Carved and painted wood bathing beauty whirligig, early 20th century, 15" high, sold for $11,250 (est. $3000/5000) to New Jersey dealer Leon Weiss of Gemini Antiques.


This paint-decorated poplar slide-lid box, Schoharie County, New York, circa 1830, with fruit and floral decoration on a green ground with red trim, 6" x 12" x 8", sold on the phone for $4750 (est. $600/800).


This painted linen overmantel, New York state, circa 1840, is inscribed “Painted before 1846” along the top in early script. This large (40¼" x 54¼") theorem painting has stenciled and freehand decoration and a floral border, and it sold on the phone for $43,750 (est. $12,000/15,000).

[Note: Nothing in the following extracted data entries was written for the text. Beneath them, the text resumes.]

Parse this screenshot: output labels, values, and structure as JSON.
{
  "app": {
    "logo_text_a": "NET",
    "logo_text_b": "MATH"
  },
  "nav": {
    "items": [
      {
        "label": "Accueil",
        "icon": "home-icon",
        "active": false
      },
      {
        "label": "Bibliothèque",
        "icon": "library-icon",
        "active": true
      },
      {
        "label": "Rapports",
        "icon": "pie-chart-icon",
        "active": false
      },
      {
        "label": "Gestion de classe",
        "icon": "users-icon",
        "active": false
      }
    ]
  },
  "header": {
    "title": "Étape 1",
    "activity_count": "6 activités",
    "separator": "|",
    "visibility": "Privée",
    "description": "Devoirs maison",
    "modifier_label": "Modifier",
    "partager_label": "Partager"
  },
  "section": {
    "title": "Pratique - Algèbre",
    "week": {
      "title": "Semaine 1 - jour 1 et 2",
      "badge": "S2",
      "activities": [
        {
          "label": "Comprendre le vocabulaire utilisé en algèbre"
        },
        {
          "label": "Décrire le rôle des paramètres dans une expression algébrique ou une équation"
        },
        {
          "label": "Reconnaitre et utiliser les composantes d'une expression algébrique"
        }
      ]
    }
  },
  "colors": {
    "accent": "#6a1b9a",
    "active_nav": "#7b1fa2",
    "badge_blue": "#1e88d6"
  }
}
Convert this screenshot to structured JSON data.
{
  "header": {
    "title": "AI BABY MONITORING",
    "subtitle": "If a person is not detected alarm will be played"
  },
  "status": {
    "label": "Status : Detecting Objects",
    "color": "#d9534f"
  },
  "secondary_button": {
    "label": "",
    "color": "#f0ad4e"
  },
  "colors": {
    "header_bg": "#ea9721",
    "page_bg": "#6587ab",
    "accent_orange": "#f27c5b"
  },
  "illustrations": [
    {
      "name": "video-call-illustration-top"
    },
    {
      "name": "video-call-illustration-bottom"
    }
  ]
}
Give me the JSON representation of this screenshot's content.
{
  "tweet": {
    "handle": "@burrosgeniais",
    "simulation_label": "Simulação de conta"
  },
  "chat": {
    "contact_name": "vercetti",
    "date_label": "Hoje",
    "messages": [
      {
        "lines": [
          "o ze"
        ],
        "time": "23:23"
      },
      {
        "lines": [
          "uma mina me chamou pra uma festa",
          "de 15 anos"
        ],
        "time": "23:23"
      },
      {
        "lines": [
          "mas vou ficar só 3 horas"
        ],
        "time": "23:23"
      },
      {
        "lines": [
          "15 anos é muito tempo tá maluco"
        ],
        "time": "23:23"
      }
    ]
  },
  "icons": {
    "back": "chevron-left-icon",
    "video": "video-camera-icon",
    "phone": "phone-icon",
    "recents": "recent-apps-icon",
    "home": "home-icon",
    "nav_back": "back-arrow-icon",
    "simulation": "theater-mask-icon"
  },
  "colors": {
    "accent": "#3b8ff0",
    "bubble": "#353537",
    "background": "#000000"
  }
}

Thomas Jefferson Wright (1798-1846)painted this portrait of Eliza Jamison of Virginia. It is signed “JEFF WRIGHT PAINTED 1831” lower right. Jamison wears a flowered headdress and holds a music book. The 28¼" x 24¼" oil on canvas sold for $20,000 (est. $6000/8000) in the salesroom to Laura Pass Barry, curator of paintings, drawings, and sculpture at the Abby Aldrich Rockefeller Folk Art Museum in Colonial Williamsburg. Wright was born in Kentucky, but information about his youth is largely unknown. He was acquainted with noted portraitists Matthew Harris Jouett and Thomas Sully, and by about 1830 he was living and painting in Virginia. In 1831 he painted portraits for the Major family of Fairview Plantation in Culpeper County. The subject of this portrait may be the Eliza Jamison who was born in 1808 in Rockbridge County, married George Lynch, a cabinetmaker, in Augusta County in 1825, and died in Monroe County (now West Virginia) in 1870.